«Клянусь! – клялся он как-то в одной компании, – ни смородинный лист, ни мята мне и даром не нужны». Дерзко думать, что чай можно усовершенствовать. Это законченное произведение природы. Притом, чай и мята – разнонаправленны. Чай яснит, немного возбуждая. Мята – напротив – успокаивает, сводя действие чая к нулю. Это – как пить водку, растворяя в ней какой-нибудь «опохмелин». Однажды, впервые попав в Среднюю Азию, он с первого глотка влюбился в чай зеленый. Не всякий зеленый, а тот, что подавали в богатых домах. В «хижинах» подавали чай попроще, не такой вкусный и, главное, без того небольшого хмелька, не для всех местных, может быть, и заметного. На Востоке много видов кайфа. И все местные, так или иначе, всегда, постоянно под кайфом. Немного. Или все это ступени одного и того же? Что-то ведь вкладывают в это, когда говорят: «Чай – не водка, много не выпьешь». Да мало ли, что говорят. Он по опыту знал, что есть, есть оно, есть это родство, есть оно, есть! Те люди в серых пижамах, а их не обманешь, неслучайно заменили отнятое одно полузапрещенным другим. Одно – пшеничное и виноградное, другим – с чайного куста. Но одно проходит через сложные процессы брожения, перегонки и очистки, другое, просто попав в кипяток, уже дает готовый продукт. Но важно, что и первое и второе – растительного мира. Все, так или иначе, больше или меньше – расширяют сознание. А оно же инертное, никакое. В лежку лежит, если не подстегнуть. Шиллер для возбуждения творческих сил нюхал гнилые яблоки, у Леонида Андреева самовар всю ночь со стола не сходил, когда писал. А когда не писал – пил водку с городовым, порой заливая ее даже в его, городового, винтовку, в самое, так сказать, дуло царизма.

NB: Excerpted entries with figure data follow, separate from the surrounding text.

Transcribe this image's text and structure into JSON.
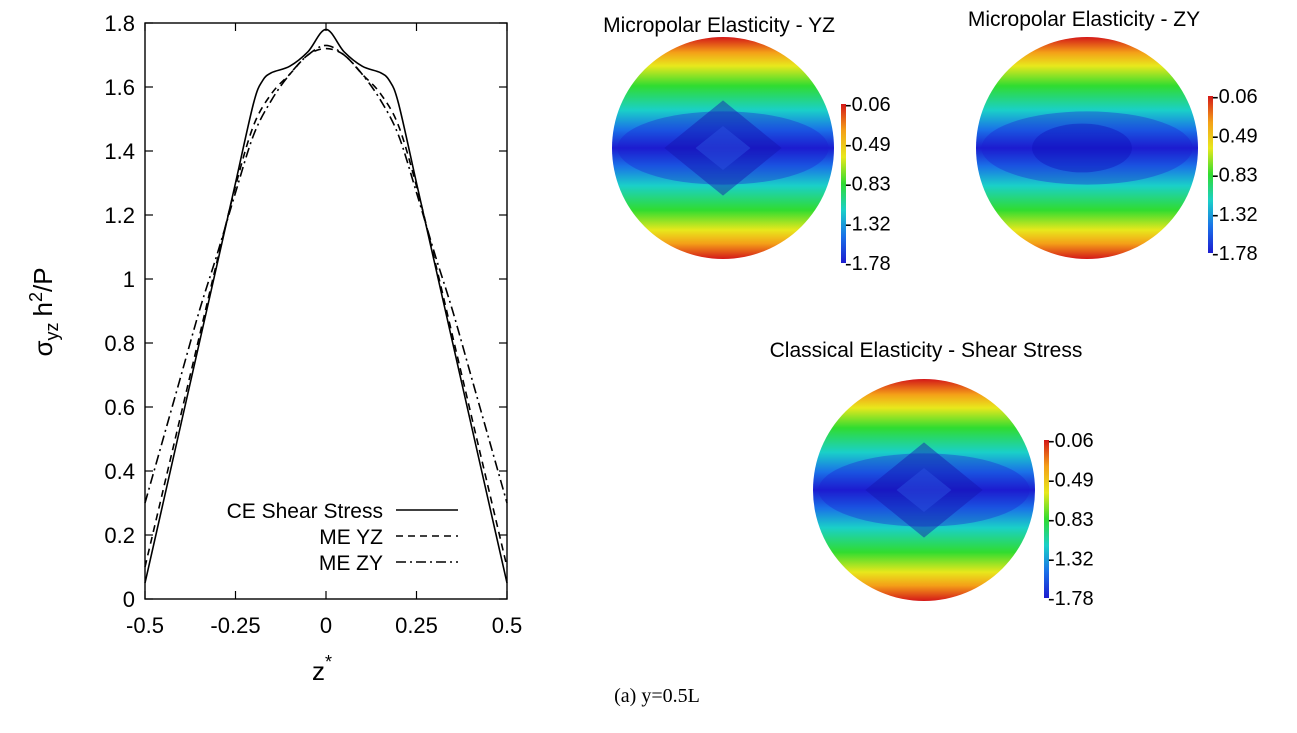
{
  "caption": "(a) y=0.5L",
  "chart_data": [
    {
      "type": "line",
      "title": "",
      "xlabel": "z",
      "xlabel_sup": "*",
      "ylabel_parts": {
        "sigma": "σ",
        "sub": "yz",
        "h": "h",
        "sup": "2",
        "rest": "/P"
      },
      "xlim": [
        -0.5,
        0.5
      ],
      "ylim": [
        0,
        1.8
      ],
      "xticks": [
        -0.5,
        -0.25,
        0,
        0.25,
        0.5
      ],
      "xtick_labels": [
        "-0.5",
        "-0.25",
        "0",
        "0.25",
        "0.5"
      ],
      "yticks": [
        0,
        0.2,
        0.4,
        0.6,
        0.8,
        1,
        1.2,
        1.4,
        1.6,
        1.8
      ],
      "ytick_labels": [
        "0",
        "0.2",
        "0.4",
        "0.6",
        "0.8",
        "1",
        "1.2",
        "1.4",
        "1.6",
        "1.8"
      ],
      "grid": false,
      "legend_position": "bottom-center",
      "series": [
        {
          "name": "CE Shear Stress",
          "dash": "solid",
          "x": [
            -0.5,
            -0.45,
            -0.4,
            -0.35,
            -0.3,
            -0.25,
            -0.2,
            -0.175,
            -0.15,
            -0.1,
            -0.05,
            0,
            0.05,
            0.1,
            0.15,
            0.175,
            0.2,
            0.25,
            0.3,
            0.35,
            0.4,
            0.45,
            0.5
          ],
          "values": [
            0.05,
            0.3,
            0.55,
            0.8,
            1.05,
            1.3,
            1.55,
            1.62,
            1.645,
            1.665,
            1.71,
            1.78,
            1.71,
            1.665,
            1.645,
            1.62,
            1.55,
            1.3,
            1.05,
            0.8,
            0.55,
            0.3,
            0.05
          ]
        },
        {
          "name": "ME YZ",
          "dash": "dashed",
          "x": [
            -0.5,
            -0.45,
            -0.4,
            -0.35,
            -0.3,
            -0.25,
            -0.2,
            -0.15,
            -0.1,
            -0.05,
            0,
            0.05,
            0.1,
            0.15,
            0.2,
            0.25,
            0.3,
            0.35,
            0.4,
            0.45,
            0.5
          ],
          "values": [
            0.1,
            0.34,
            0.58,
            0.82,
            1.06,
            1.29,
            1.48,
            1.58,
            1.64,
            1.7,
            1.72,
            1.7,
            1.64,
            1.58,
            1.48,
            1.29,
            1.06,
            0.82,
            0.58,
            0.34,
            0.1
          ]
        },
        {
          "name": "ME ZY",
          "dash": "dash-dot",
          "x": [
            -0.5,
            -0.45,
            -0.4,
            -0.35,
            -0.3,
            -0.25,
            -0.2,
            -0.15,
            -0.1,
            -0.05,
            0,
            0.05,
            0.1,
            0.15,
            0.2,
            0.25,
            0.3,
            0.35,
            0.4,
            0.45,
            0.5
          ],
          "values": [
            0.3,
            0.5,
            0.7,
            0.9,
            1.08,
            1.27,
            1.45,
            1.56,
            1.64,
            1.7,
            1.73,
            1.7,
            1.64,
            1.56,
            1.45,
            1.27,
            1.08,
            0.9,
            0.7,
            0.5,
            0.3
          ]
        }
      ]
    },
    {
      "type": "heatmap",
      "title": "Micropolar Elasticity - YZ",
      "colorbar_ticks": [
        "-0.06",
        "-0.49",
        "-0.83",
        "-1.32",
        "-1.78"
      ],
      "colorscale": [
        "#d41818",
        "#f4a018",
        "#e8e81c",
        "#30dc30",
        "#1ad0c8",
        "#1a70e8",
        "#1c1cd0"
      ],
      "pattern": "diamond"
    },
    {
      "type": "heatmap",
      "title": "Micropolar Elasticity - ZY",
      "colorbar_ticks": [
        "-0.06",
        "-0.49",
        "-0.83",
        "-1.32",
        "-1.78"
      ],
      "colorscale": [
        "#d41818",
        "#f4a018",
        "#e8e81c",
        "#30dc30",
        "#1ad0c8",
        "#1a70e8",
        "#1c1cd0"
      ],
      "pattern": "smooth"
    },
    {
      "type": "heatmap",
      "title": "Classical Elasticity - Shear Stress",
      "colorbar_ticks": [
        "-0.06",
        "-0.49",
        "-0.83",
        "-1.32",
        "-1.78"
      ],
      "colorscale": [
        "#d41818",
        "#f4a018",
        "#e8e81c",
        "#30dc30",
        "#1ad0c8",
        "#1a70e8",
        "#1c1cd0"
      ],
      "pattern": "diamond"
    }
  ]
}
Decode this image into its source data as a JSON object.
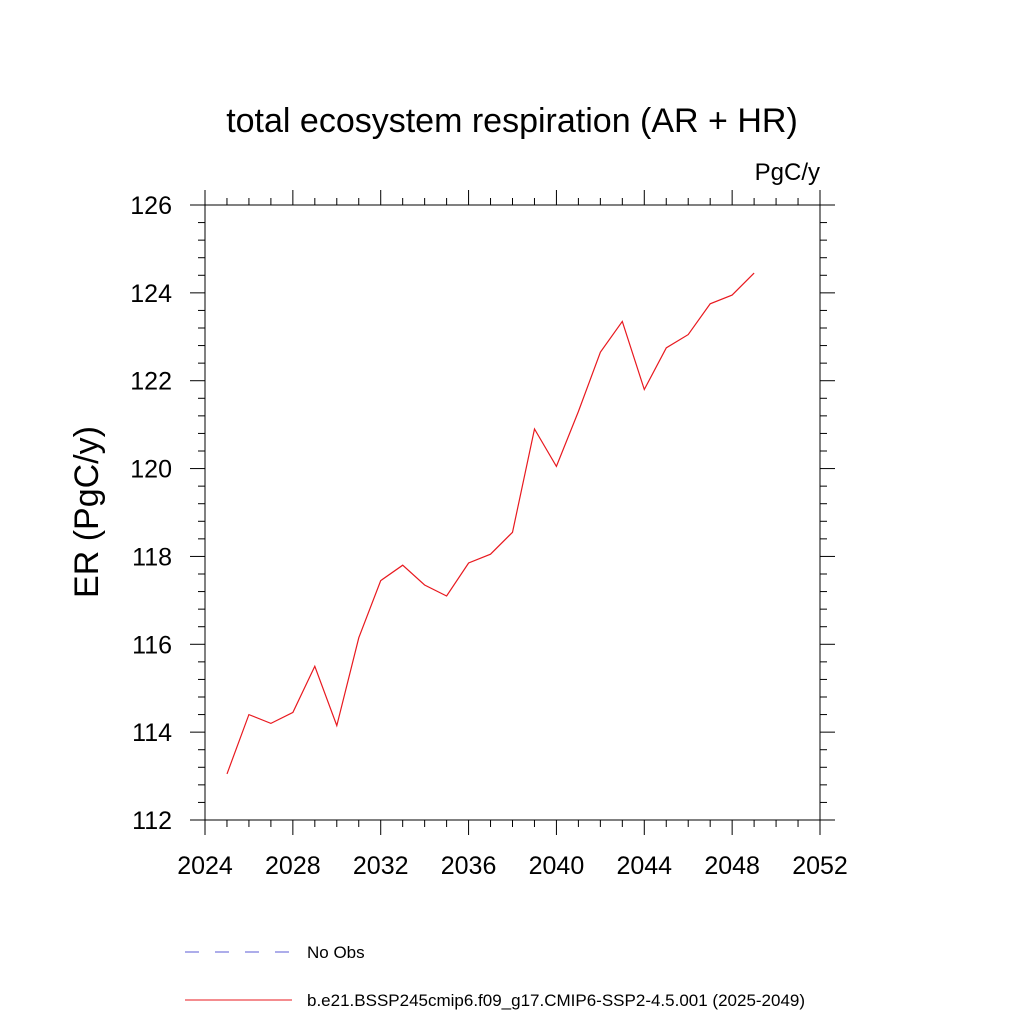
{
  "chart_data": {
    "type": "line",
    "title": "total ecosystem respiration (AR + HR)",
    "units_label": "PgC/y",
    "ylabel": "ER  (PgC/y)",
    "xlabel": "",
    "xlim": [
      2024,
      2052
    ],
    "ylim": [
      112,
      126
    ],
    "x_major_ticks": [
      2024,
      2028,
      2032,
      2036,
      2040,
      2044,
      2048,
      2052
    ],
    "x_tick_labels": [
      "2024",
      "2028",
      "2032",
      "2036",
      "2040",
      "2044",
      "2048",
      "2052"
    ],
    "y_major_ticks": [
      112,
      114,
      116,
      118,
      120,
      122,
      124,
      126
    ],
    "y_tick_labels": [
      "112",
      "114",
      "116",
      "118",
      "120",
      "122",
      "124",
      "126"
    ],
    "grid": false,
    "legend_position": "bottom",
    "legend": [
      {
        "label": "No Obs",
        "color": "#5b5bd6",
        "style": "dashed"
      },
      {
        "label": "b.e21.BSSP245cmip6.f09_g17.CMIP6-SSP2-4.5.001 (2025-2049)",
        "color": "#e8191f",
        "style": "solid"
      }
    ],
    "series": [
      {
        "color": "#e8191f",
        "x": [
          2025,
          2026,
          2027,
          2028,
          2029,
          2030,
          2031,
          2032,
          2033,
          2034,
          2035,
          2036,
          2037,
          2038,
          2039,
          2040,
          2041,
          2042,
          2043,
          2044,
          2045,
          2046,
          2047,
          2048,
          2049
        ],
        "values": [
          113.05,
          114.4,
          114.2,
          114.45,
          115.5,
          114.15,
          116.15,
          117.45,
          117.8,
          117.35,
          117.1,
          117.85,
          118.05,
          118.55,
          120.9,
          120.05,
          121.3,
          122.65,
          123.35,
          121.8,
          122.75,
          123.05,
          123.75,
          123.95,
          124.45
        ]
      }
    ]
  }
}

Что же теперь? Куда плыть? Что и чем заменять?..
В производственном отделе
…Когда я, красивый и двадцатидвухлетний, начинал в производственном отделе Завода счетно-аналитических машин, п/я В-2230, антисоветскую пропаганду, – как это у нас в шутку называлось, – то сидевшая за мной татарочка Валя Галямина всегда говорила:
– Ты-то здесь при чем? У тебя же никто не пострадал.
– А при том. Все вот вашего благополучия родители вполне могли побывать ТАМ. И неизвестно, вернулись бы?.. И неизвестно, успели бы народить вас? Может быть, ты, здоровая и красивая, родилась бы не в 1940-м, а году так в 1956-м. От больного физически и надломленного психически человека. И была бы ты сейчас такая, что на тебе и глаз-то не остановился бы. От самого рождения желтая, морщинистая кожа лица, рук и всего остального, потухшие, без твоих звезд, глаза. И все-таки, пока сидишь, еще куда ни шло, но как встанешь и пойдешь – просто караул! Походка, как у уточки, вперевалку, да еще правую ногу подтягиваешь… И как тогда? А я бы сидел и говорил: «Тебе-то что? У тебя же никто не пострадал». А ты не могла бы мне даже ответить. Потому что вечно в страхе, каждое слово пропускаешь сквозь мелкое ситечко.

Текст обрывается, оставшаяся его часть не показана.